Small cracks spiderwebbed across the pane, but she had quashed her growing concern as she watched the time elapse. More importantly, she had watched the crowd of undead outside the walls slowly ebb away, as if drawn by some weak magnet against their will.
 

Now, barely a hundred meandered around outside, cut off now from the main herd that had disappeared behind the curve of the highway a mile distant.
 

It had been more than an hour and a half, and she knew Mike was probably nearing his destination at the tip of the herd. He might even have disembarked at this point, and Kate shuddered at the thought. Alone in a herd of the undead, dressed in their own effluent and blood. She glanced at the sheet balled up in the corner of the cab.

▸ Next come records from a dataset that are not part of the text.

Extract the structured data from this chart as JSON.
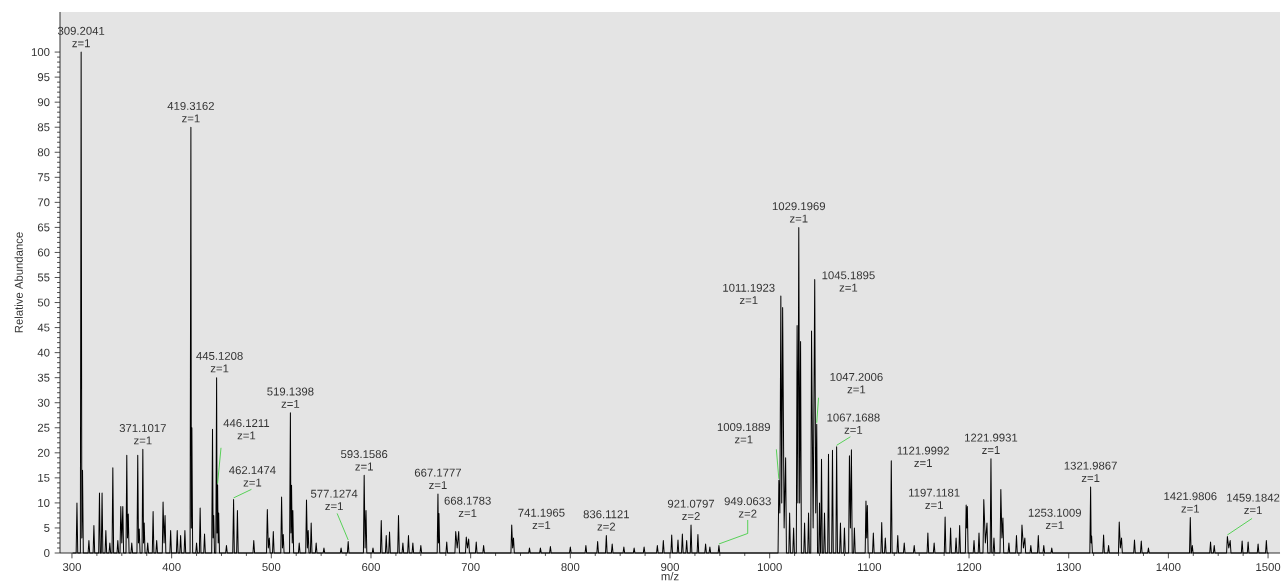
{
  "chart_data": {
    "type": "line",
    "xlabel": "m/z",
    "ylabel": "Relative Abundance",
    "color": "#000000",
    "x": [
      301,
      304.2,
      305,
      305.8,
      308.4,
      309.2041,
      309.9,
      310.6,
      311.4,
      316.2,
      317,
      317.8,
      321.2,
      322,
      322.8,
      326.8,
      327.6,
      328.4,
      329.4,
      330.2,
      331,
      333.2,
      334,
      334.8,
      337.2,
      338,
      338.8,
      340.2,
      341,
      341.8,
      345.2,
      346,
      346.8,
      348.2,
      349,
      350,
      351,
      351.8,
      354.2,
      355,
      355.7,
      356.5,
      357.3,
      359.2,
      360,
      360.8,
      365.2,
      366,
      366.7,
      367.5,
      368.3,
      370.3,
      371.1017,
      371.8,
      372.5,
      373.3,
      375.2,
      376,
      376.8,
      380.6,
      381.4,
      382.2,
      384.2,
      385,
      385.8,
      390.6,
      391.4,
      392.4,
      393.4,
      394.2,
      398.2,
      399,
      399.8,
      404.8,
      405.6,
      406.4,
      408.2,
      409,
      409.8,
      412.5,
      413.3,
      414.1,
      418.5,
      419.3162,
      419.8,
      420.3,
      421.1,
      424.2,
      425,
      425.8,
      427.8,
      428.6,
      429.4,
      432.2,
      433,
      433.8,
      440.2,
      441,
      441.6,
      442.2,
      443,
      444.3,
      445.1208,
      445.6,
      446.1211,
      446.7,
      447.2,
      448,
      454.2,
      455,
      455.8,
      461.3,
      462.1474,
      462.9,
      465.2,
      466,
      466.8,
      481.6,
      482.4,
      483.2,
      495.2,
      496,
      497,
      498,
      498.8,
      501.2,
      502,
      502.8,
      509.5,
      510.3,
      511.2,
      512,
      512.8,
      518.3,
      519.1398,
      519.7,
      520.3,
      521,
      521.6,
      522.4,
      527.2,
      528,
      528.8,
      534.5,
      535.3,
      536.2,
      537,
      537.8,
      539.2,
      540,
      540.8,
      544.2,
      545,
      545.8,
      552,
      552.8,
      553.6,
      569.2,
      570,
      570.8,
      576.3,
      577.1274,
      577.9,
      592.4,
      593.1586,
      594.1,
      595,
      595.8,
      601.2,
      602,
      602.8,
      609.5,
      610.3,
      611.1,
      614.5,
      615.3,
      616.1,
      617.8,
      618.6,
      619.4,
      626.8,
      627.6,
      628.4,
      631.2,
      632,
      632.8,
      636.8,
      637.6,
      638.4,
      641.2,
      642,
      642.8,
      649.2,
      650,
      650.8,
      666.4,
      667.1777,
      667.7,
      668.1783,
      669,
      675.2,
      676,
      676.8,
      684.2,
      685,
      686.5,
      688,
      688.8,
      694.8,
      695.6,
      696.8,
      698,
      698.8,
      704.8,
      705.6,
      706.4,
      712.2,
      713,
      713.8,
      740.4,
      741.1965,
      742.1,
      743,
      743.8,
      758.2,
      759,
      759.8,
      769.2,
      770,
      770.8,
      779.2,
      780,
      780.8,
      799.2,
      800,
      800.8,
      814.8,
      815.6,
      816.4,
      826.6,
      827.4,
      828.2,
      835.3,
      836.1121,
      836.9,
      841.2,
      842,
      842.8,
      852.9,
      853.7,
      854.5,
      863.2,
      864,
      864.8,
      873.2,
      874,
      874.8,
      886.5,
      887.3,
      888.1,
      892.5,
      893.3,
      894.1,
      900.9,
      901.7,
      902.5,
      907.2,
      908,
      908.8,
      911.6,
      912.4,
      913.2,
      915.9,
      916.7,
      917.5,
      920.3,
      921.0797,
      921.9,
      927.2,
      928,
      928.8,
      934.9,
      935.7,
      936.5,
      939.2,
      940,
      940.8,
      948.3,
      949.0633,
      949.9,
      1008.4,
      1009.1889,
      1010.2,
      1011.1923,
      1012.1,
      1013,
      1014.5,
      1016,
      1016.8,
      1019.2,
      1020,
      1020.8,
      1023.2,
      1024,
      1024.8,
      1026.7,
      1027.5,
      1028.3,
      1029.1969,
      1030.1,
      1031,
      1031.8,
      1034.2,
      1035,
      1035.8,
      1038.2,
      1039,
      1039.8,
      1041.2,
      1042,
      1043.6,
      1045.1895,
      1046.2,
      1047.2006,
      1048,
      1049.2,
      1050,
      1050.8,
      1051.2,
      1052,
      1052.8,
      1054.2,
      1055,
      1055.8,
      1058.2,
      1059,
      1059.8,
      1062.2,
      1063,
      1063.8,
      1066.4,
      1067.1688,
      1068,
      1070.2,
      1071,
      1071.8,
      1074.2,
      1075,
      1075.8,
      1079.2,
      1080,
      1081,
      1082,
      1082.8,
      1084.2,
      1085,
      1085.8,
      1095.8,
      1096.6,
      1097.3,
      1098,
      1098.8,
      1103.2,
      1104,
      1104.8,
      1111.6,
      1112.4,
      1113.2,
      1115.2,
      1116,
      1116.8,
      1121.2,
      1121.9992,
      1122.8,
      1127.7,
      1128.5,
      1129.3,
      1134.2,
      1135,
      1135.8,
      1144.2,
      1145,
      1145.8,
      1157.9,
      1158.7,
      1159.5,
      1164.2,
      1165,
      1165.8,
      1175.2,
      1176,
      1176.8,
      1180.7,
      1181.5,
      1182.3,
      1186.2,
      1187,
      1187.8,
      1189.8,
      1190.6,
      1191.4,
      1196.3,
      1197.1181,
      1197.7,
      1198.3,
      1199.1,
      1204.2,
      1205,
      1205.8,
      1209.2,
      1210,
      1210.8,
      1214,
      1214.8,
      1216.4,
      1218,
      1218.8,
      1221.2,
      1221.9931,
      1222.8,
      1224.2,
      1225,
      1225.8,
      1231.1,
      1231.9,
      1233,
      1234,
      1234.8,
      1239.2,
      1240,
      1240.8,
      1246.8,
      1247.6,
      1248.4,
      1252.3,
      1253.1009,
      1254.6,
      1256,
      1256.8,
      1261.2,
      1262,
      1262.8,
      1268.7,
      1269.5,
      1270.3,
      1274.2,
      1275,
      1275.8,
      1282.2,
      1283,
      1283.8,
      1321.2,
      1321.9867,
      1322.5,
      1323,
      1323.8,
      1334.2,
      1335,
      1335.8,
      1339.2,
      1340,
      1340.8,
      1349.9,
      1350.7,
      1351.8,
      1353,
      1353.8,
      1365.2,
      1366,
      1366.8,
      1372,
      1372.8,
      1373.6,
      1379.2,
      1380,
      1380.8,
      1421.2,
      1421.9806,
      1422.8,
      1423.2,
      1424,
      1424.8,
      1441.5,
      1442.3,
      1443.1,
      1445.2,
      1446,
      1446.8,
      1458.4,
      1459.1842,
      1460.6,
      1462,
      1462.8,
      1473.2,
      1474,
      1474.8,
      1479.2,
      1480,
      1480.8,
      1489.2,
      1490,
      1490.8,
      1497.5,
      1498.3,
      1499.1,
      1500
    ],
    "values": [
      0,
      0,
      10,
      0,
      0,
      100,
      3,
      16.5,
      0,
      0,
      2.5,
      0,
      0,
      5.5,
      0,
      0,
      12,
      0,
      0,
      12,
      0,
      0,
      4.5,
      0,
      0,
      2,
      0,
      0,
      17,
      0,
      0,
      2.5,
      0,
      0,
      9.3,
      2,
      9.3,
      0,
      0,
      19.5,
      3,
      7.8,
      0,
      0,
      2,
      0,
      0,
      19.5,
      2,
      4.8,
      0,
      0,
      20.7,
      2,
      6,
      0,
      0,
      2,
      0,
      0,
      8.3,
      0,
      0,
      2.5,
      0,
      0,
      10.2,
      2,
      7.5,
      0,
      0,
      4.5,
      0,
      0,
      4.5,
      0,
      0,
      3.5,
      0,
      0,
      4.5,
      0,
      0,
      85,
      5,
      25,
      0,
      0,
      2,
      0,
      0,
      9,
      0,
      0,
      3.8,
      0,
      0,
      24.7,
      3,
      7.5,
      0,
      0,
      35,
      4,
      13.6,
      2,
      8,
      0,
      0,
      1.5,
      0,
      0,
      10.7,
      0,
      0,
      8.5,
      0,
      0,
      2.5,
      0,
      0,
      8.7,
      1,
      3,
      0,
      0,
      4.3,
      0,
      0,
      11.2,
      1,
      3.7,
      0,
      0,
      28,
      4,
      13.5,
      2,
      8.5,
      0,
      0,
      2,
      0,
      0,
      10.6,
      1,
      4.5,
      0,
      0,
      6,
      0,
      0,
      2,
      0,
      0,
      1,
      0,
      0,
      1,
      0,
      0,
      2.3,
      0,
      0,
      15.5,
      1,
      8.5,
      0,
      0,
      1,
      0,
      0,
      6.5,
      0,
      0,
      3.5,
      0,
      0,
      4.2,
      0,
      0,
      7.5,
      0,
      0,
      2,
      0,
      0,
      3.5,
      0,
      0,
      2,
      0,
      0,
      1.5,
      0,
      0,
      11.8,
      2,
      7.9,
      0,
      0,
      2.2,
      0,
      0,
      4.3,
      1,
      4.3,
      0,
      0,
      3.2,
      1,
      2.8,
      0,
      0,
      2.2,
      0,
      0,
      1.5,
      0,
      0,
      5.6,
      1,
      3,
      0,
      0,
      1,
      0,
      0,
      1,
      0,
      0,
      1.3,
      0,
      0,
      1.2,
      0,
      0,
      1.5,
      0,
      0,
      2.3,
      0,
      0,
      3.5,
      0,
      0,
      1.8,
      0,
      0,
      1.2,
      0,
      0,
      1,
      0,
      0,
      1.2,
      0,
      0,
      1.5,
      0,
      0,
      2.5,
      0,
      0,
      3.6,
      0,
      0,
      2.6,
      0,
      0,
      3.8,
      0,
      0,
      2.5,
      0,
      0,
      5.6,
      0,
      0,
      3.7,
      0,
      0,
      1.8,
      0,
      0,
      1.2,
      0,
      0,
      1.5,
      0,
      0,
      14.5,
      8,
      51.3,
      10,
      49,
      5,
      19,
      0,
      0,
      8,
      0,
      0,
      5,
      0,
      0,
      45.4,
      10,
      65,
      10,
      42.2,
      0,
      0,
      6,
      0,
      0,
      8,
      0,
      0,
      44.3,
      5,
      54.6,
      8,
      25.7,
      0,
      0,
      10,
      0,
      0,
      18.7,
      0,
      0,
      8,
      0,
      0,
      19.7,
      0,
      0,
      20.5,
      0,
      0,
      21.2,
      0,
      0,
      6,
      0,
      0,
      5,
      0,
      0,
      19.4,
      5,
      20.6,
      0,
      0,
      5,
      0,
      0,
      10.4,
      3,
      9.5,
      0,
      0,
      4,
      0,
      0,
      6.1,
      0,
      0,
      3,
      0,
      0,
      18.4,
      0,
      0,
      3.5,
      0,
      0,
      2,
      0,
      0,
      1.5,
      0,
      0,
      4,
      0,
      0,
      2,
      0,
      0,
      7.2,
      0,
      0,
      5,
      0,
      0,
      3,
      0,
      0,
      5.5,
      0,
      0,
      9.6,
      5,
      9.3,
      0,
      0,
      2.5,
      0,
      0,
      4,
      0,
      0,
      10.7,
      2,
      6,
      0,
      0,
      18.8,
      0,
      0,
      3,
      0,
      0,
      12.7,
      3,
      7,
      0,
      0,
      2,
      0,
      0,
      3.5,
      0,
      0,
      5.6,
      1,
      3,
      0,
      0,
      1.5,
      0,
      0,
      3.5,
      0,
      0,
      1.5,
      0,
      0,
      1,
      0,
      0,
      13.2,
      2,
      3.4,
      0,
      0,
      3.6,
      0,
      0,
      1.5,
      0,
      0,
      6.2,
      1,
      3,
      0,
      0,
      2.6,
      0,
      0,
      2.4,
      0,
      0,
      1,
      0,
      0,
      7.1,
      0,
      0,
      1.5,
      0,
      0,
      2.2,
      0,
      0,
      1.5,
      0,
      0,
      3.3,
      1,
      2.5,
      0,
      0,
      2.4,
      0,
      0,
      2.2,
      0,
      0,
      1.8,
      0,
      0,
      2.5,
      0,
      0
    ],
    "xlim": [
      288,
      1512
    ],
    "ylim": [
      0,
      108
    ],
    "xticks": [
      300,
      400,
      500,
      600,
      700,
      800,
      900,
      1000,
      1100,
      1200,
      1300,
      1400,
      1500
    ],
    "yticks": [
      0,
      5,
      10,
      15,
      20,
      25,
      30,
      35,
      40,
      45,
      50,
      55,
      60,
      65,
      70,
      75,
      80,
      85,
      90,
      95,
      100
    ],
    "annotations": [
      {
        "text": "309.2041 z=1",
        "x": 309.2041,
        "y": 100
      },
      {
        "text": "371.1017 z=1",
        "x": 371.1017,
        "y": 20.7
      },
      {
        "text": "419.3162 z=1",
        "x": 419.3162,
        "y": 85
      },
      {
        "text": "445.1208 z=1",
        "x": 445.1208,
        "y": 35
      },
      {
        "text": "446.1211 z=1",
        "x": 446.1211,
        "y": 13.6
      },
      {
        "text": "462.1474 z=1",
        "x": 462.1474,
        "y": 10.7
      },
      {
        "text": "519.1398 z=1",
        "x": 519.1398,
        "y": 28
      },
      {
        "text": "577.1274 z=1",
        "x": 577.1274,
        "y": 2.3
      },
      {
        "text": "593.1586 z=1",
        "x": 593.1586,
        "y": 15.5
      },
      {
        "text": "667.1777 z=1",
        "x": 667.1777,
        "y": 11.8
      },
      {
        "text": "668.1783 z=1",
        "x": 668.1783,
        "y": 7.9
      },
      {
        "text": "741.1965 z=1",
        "x": 741.1965,
        "y": 5.6
      },
      {
        "text": "836.1121 z=2",
        "x": 836.1121,
        "y": 3.5
      },
      {
        "text": "921.0797 z=2",
        "x": 921.0797,
        "y": 5.6
      },
      {
        "text": "949.0633 z=2",
        "x": 949.0633,
        "y": 1.5
      },
      {
        "text": "1009.1889 z=1",
        "x": 1009.1889,
        "y": 14.5
      },
      {
        "text": "1011.1923 z=1",
        "x": 1011.1923,
        "y": 51.3
      },
      {
        "text": "1029.1969 z=1",
        "x": 1029.1969,
        "y": 65
      },
      {
        "text": "1045.1895 z=1",
        "x": 1045.1895,
        "y": 54.6
      },
      {
        "text": "1047.2006 z=1",
        "x": 1047.2006,
        "y": 25.7
      },
      {
        "text": "1067.1688 z=1",
        "x": 1067.1688,
        "y": 21.2
      },
      {
        "text": "1121.9992 z=1",
        "x": 1121.9992,
        "y": 18.4
      },
      {
        "text": "1197.1181 z=1",
        "x": 1197.1181,
        "y": 9.6
      },
      {
        "text": "1221.9931 z=1",
        "x": 1221.9931,
        "y": 18.8
      },
      {
        "text": "1253.1009 z=1",
        "x": 1253.1009,
        "y": 5.6
      },
      {
        "text": "1321.9867 z=1",
        "x": 1321.9867,
        "y": 13.2
      },
      {
        "text": "1421.9806 z=1",
        "x": 1421.9806,
        "y": 7.1
      },
      {
        "text": "1459.1842 z=1",
        "x": 1459.1842,
        "y": 3.3
      }
    ]
  }
}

Not unless she had to, that was for damn sure. Dying seemed an almost preferable option.
 

Around her, roughly fifty creatures milled and flailed, trying to get to her through the thick metal skin of the logging machine. And at the top of the hill, five or six hundred had made it through when they opened the gates, and even now stood against the metal walls of the mill, slamming their bloodied arms against the unforgiving barrier.
 

It was time to clean some house.

Her finger found the switch for the grinder attachment and she grinned as it came online, giant blades and grinding equipment spinning in anger and vengeance—at least in her own head—as she lowered the boom to head level and brought it around.
 

Directly through the crowd of undead surrounding her vehicle.

The first zed to feel the full wrath of the heavy machine—a machine that had been built to utterly destroy large pieces of stubborn wood, and to grind it into mulch—looked confused when it approached. A whirling ball of metal and teeth that was definitely moving, like it was alive.

The zed tried to grab it.

Then, looking even more confused as its arms simply evaporated, it tried to eat it.

Its head disappeared in a mist of gray and red brain matter, sending skull fragments into the air.
 

The others didn’t catch on any quicker.
 

The machine simply made the creatures disappear. Entire heads and torsos were ground to particulate matter; bodies fell in scores and very suddenly, Kate was alone with the five creatures huddled on the treads of the Grinder, still trying to gain entry.
 

Since the attachment didn’t reach that far—and she wouldn’t want that thing within ten feet of her even if it did—she had to take care of these herself. She couldn’t repeat her impression of a tank, by running them over with the treads, as she was now the anchor for the gates, but she didn’t mind. Five was a walk in the park.